I’ve come to realize that violence against women is a deeply personal issue for men, just as it is for women. I’ve been saddened to realize how many of the women I know have had to deal with childhood abuse, forced sex, or controlling boyfriends. I’ve felt shock and despair in hearing about the harassment, threats, and humiliations that women experience far too often. I’ve felt angry at the victim-blaming I’ve sometimes heard from male colleagues and acquaintances. And I’ve been humbled and shamed in realizing my own ignorance and in reflecting on times when I may have been coercive or abusive.
At the same time, I’ve also felt inspired by the strength and courage of women who’ve lived through violence. I’ve found hope and energy in participating in a growing network of women and men who’ve taken on the challenge of working to stop violence against women. In making personal changes and taking collective action, I’ve found joy and delight in the enriching of my friendships with women and men and my relationships with women.
It has been particularly inspiring to see large numbers of men (and women) take up the White Ribbon Campaign, a campaign inviting men to wear a white ribbon to show their commitment to ending violence against women. The White Ribbon Campaign focuses on the positive roles that men can play in helping to stop violence against women. It is built on a fundamental hope and optimism for both women’s and men’s lives, and a fundamental belief that both women and men have a stake in ending violence against women.
A better world
In campaigning against sexual and physical assault, it is important to remind ourselves of what we are for. We desire sexual lives based on consent, safety, and mutual pleasure. We hope for friendships and relationships that are respectful and empowering. And we dream of just and peaceful communities.

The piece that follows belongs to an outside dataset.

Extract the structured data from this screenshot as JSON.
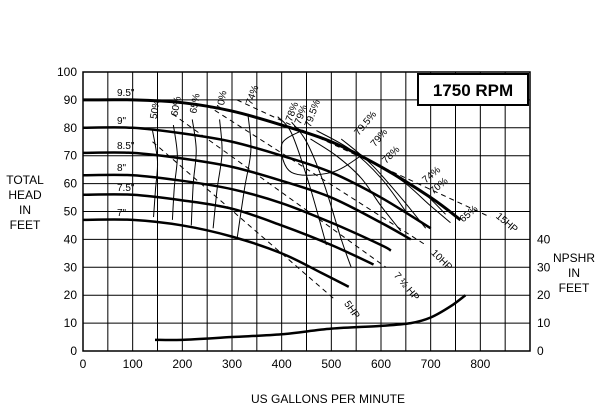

Men have a personal stake in ending violence against women. Men will benefit from a world free of violence against women, a world based on gender equality. In our relations with women, instead of experiencing distrust and disconnection, we will find closeness and connection. We will be able to take up a healthier, emotionally in-touch, and proud masculinity. Men’s sexual lives will be more mutual and pleasurable, rather than obsessive and predatory. And boys and men will be free from the threat of other men’s violence.